The Mannings are part of an emerging pattern of Black migration from larger cities to smaller ones, primarily in the South, according to Sabrina Pendergrass, an assistant professor for African American and African Studies at the University of Virginia.

After a decades-long migration by Black people to Atlanta, “there’s this feeling that … it might be tougher to get an economic foothold if you wanted to open a business,” Pendergrass said. “In cities like Charlotte, there’s not as much competition.”

From the 1910s to the 1960s, millions of Black Americans took part in the Great Migration, moving to northern cities to escape the overt racism of the Jim Crow South. But many learned over time that racism was also pervasive in northern cities, in less-obvious but equally insidious forms such as home loan restrictions that reinforced segregated neighborhoods.

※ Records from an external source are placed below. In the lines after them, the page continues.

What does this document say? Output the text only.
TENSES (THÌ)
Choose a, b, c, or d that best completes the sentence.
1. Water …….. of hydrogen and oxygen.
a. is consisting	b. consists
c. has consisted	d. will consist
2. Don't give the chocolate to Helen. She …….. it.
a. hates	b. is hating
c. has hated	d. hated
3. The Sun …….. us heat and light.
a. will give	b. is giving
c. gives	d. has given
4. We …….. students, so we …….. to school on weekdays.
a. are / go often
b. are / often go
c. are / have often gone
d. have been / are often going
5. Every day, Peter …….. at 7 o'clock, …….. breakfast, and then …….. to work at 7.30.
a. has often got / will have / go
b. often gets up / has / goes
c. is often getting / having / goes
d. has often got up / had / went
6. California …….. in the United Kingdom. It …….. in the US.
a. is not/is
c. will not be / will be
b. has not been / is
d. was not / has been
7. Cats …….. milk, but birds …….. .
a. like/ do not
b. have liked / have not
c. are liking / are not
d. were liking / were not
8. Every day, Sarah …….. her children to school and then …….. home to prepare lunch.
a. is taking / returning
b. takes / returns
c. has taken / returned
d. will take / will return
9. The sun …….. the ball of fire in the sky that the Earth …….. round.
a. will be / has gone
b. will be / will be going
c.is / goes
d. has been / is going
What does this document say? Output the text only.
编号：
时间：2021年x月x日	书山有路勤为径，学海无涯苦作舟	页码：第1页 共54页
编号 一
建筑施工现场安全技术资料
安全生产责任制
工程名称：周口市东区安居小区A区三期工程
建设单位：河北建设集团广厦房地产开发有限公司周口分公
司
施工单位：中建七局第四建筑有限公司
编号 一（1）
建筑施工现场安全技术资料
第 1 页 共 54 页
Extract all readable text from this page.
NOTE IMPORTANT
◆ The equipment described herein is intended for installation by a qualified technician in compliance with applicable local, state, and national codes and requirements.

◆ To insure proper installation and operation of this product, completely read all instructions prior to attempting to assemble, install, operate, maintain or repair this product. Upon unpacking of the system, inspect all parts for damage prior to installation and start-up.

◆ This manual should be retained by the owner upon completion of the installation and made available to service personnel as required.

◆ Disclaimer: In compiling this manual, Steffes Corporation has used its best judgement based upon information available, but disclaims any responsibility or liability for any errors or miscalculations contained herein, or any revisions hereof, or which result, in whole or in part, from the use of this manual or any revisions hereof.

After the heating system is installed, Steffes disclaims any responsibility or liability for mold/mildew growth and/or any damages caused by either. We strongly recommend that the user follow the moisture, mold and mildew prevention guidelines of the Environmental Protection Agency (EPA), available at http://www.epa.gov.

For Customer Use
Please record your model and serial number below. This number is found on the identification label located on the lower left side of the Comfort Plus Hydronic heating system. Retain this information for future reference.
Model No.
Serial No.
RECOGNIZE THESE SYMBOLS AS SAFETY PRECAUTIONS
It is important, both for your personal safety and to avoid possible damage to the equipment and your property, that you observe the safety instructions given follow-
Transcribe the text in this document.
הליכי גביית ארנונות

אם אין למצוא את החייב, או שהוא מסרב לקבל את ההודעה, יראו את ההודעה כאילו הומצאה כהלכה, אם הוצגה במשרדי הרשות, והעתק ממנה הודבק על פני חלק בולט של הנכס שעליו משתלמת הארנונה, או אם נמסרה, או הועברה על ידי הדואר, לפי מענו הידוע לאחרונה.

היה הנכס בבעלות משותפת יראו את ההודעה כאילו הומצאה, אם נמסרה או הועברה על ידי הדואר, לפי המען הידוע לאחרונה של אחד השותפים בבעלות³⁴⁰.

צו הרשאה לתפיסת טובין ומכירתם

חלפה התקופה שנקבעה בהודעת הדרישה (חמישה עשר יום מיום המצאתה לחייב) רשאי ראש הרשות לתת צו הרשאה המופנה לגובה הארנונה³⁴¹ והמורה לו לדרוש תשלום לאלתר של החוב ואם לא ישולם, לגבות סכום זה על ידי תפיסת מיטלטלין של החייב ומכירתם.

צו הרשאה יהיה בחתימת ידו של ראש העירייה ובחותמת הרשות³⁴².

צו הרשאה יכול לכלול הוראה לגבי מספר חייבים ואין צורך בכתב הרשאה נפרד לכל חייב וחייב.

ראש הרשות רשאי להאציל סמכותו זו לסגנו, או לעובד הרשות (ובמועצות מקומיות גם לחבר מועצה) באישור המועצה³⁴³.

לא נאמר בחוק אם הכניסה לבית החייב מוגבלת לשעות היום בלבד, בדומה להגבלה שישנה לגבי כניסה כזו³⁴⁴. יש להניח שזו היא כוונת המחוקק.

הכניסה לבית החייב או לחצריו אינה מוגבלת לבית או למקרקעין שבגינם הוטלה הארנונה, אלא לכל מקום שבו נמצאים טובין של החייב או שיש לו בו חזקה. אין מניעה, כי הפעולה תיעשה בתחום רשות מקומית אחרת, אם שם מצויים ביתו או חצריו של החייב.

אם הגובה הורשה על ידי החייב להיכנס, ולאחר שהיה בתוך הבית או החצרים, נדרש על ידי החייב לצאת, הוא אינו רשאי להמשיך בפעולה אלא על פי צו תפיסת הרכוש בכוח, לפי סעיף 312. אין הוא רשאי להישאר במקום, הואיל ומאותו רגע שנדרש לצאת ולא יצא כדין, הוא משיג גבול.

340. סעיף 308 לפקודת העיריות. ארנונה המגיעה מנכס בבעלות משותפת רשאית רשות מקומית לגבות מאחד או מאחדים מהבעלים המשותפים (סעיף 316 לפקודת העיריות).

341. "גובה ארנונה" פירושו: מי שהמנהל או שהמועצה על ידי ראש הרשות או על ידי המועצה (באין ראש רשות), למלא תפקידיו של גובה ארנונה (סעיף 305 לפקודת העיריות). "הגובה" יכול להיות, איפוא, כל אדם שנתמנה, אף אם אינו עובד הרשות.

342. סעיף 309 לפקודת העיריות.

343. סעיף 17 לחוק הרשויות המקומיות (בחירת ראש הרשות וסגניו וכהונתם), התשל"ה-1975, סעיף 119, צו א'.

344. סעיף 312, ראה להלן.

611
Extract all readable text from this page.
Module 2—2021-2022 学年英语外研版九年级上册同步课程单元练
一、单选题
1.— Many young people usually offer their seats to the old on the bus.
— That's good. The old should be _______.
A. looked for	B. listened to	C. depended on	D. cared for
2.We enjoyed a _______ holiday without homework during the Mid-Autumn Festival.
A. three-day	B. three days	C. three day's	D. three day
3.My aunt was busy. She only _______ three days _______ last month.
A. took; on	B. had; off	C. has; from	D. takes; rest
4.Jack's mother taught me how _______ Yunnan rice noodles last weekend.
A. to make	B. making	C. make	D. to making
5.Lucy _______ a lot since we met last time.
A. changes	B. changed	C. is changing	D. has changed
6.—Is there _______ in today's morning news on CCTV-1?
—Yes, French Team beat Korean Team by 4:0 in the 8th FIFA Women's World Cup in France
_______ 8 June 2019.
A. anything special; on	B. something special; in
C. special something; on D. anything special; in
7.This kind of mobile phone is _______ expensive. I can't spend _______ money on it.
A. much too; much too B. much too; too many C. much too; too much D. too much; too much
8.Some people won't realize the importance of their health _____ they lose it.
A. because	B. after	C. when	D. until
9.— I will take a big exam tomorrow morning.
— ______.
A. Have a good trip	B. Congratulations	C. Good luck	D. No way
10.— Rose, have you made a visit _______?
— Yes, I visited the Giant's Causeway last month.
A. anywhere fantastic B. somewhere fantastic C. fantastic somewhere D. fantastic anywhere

Now, in a trend known as “reverse migration,” some of the grandchildren and great-grandchildren of those original migrants have been moving back to Southern cities for years.

According to the 2020 census, African-Americans make up 14 percent of the U.S. population, 58 percent of whom live in the South. Those figures could vary slightly, as the Census Bureau reported last week that 3.3 percent of the Black population was undercounted in the 2020 census, a rate higher than in 2010.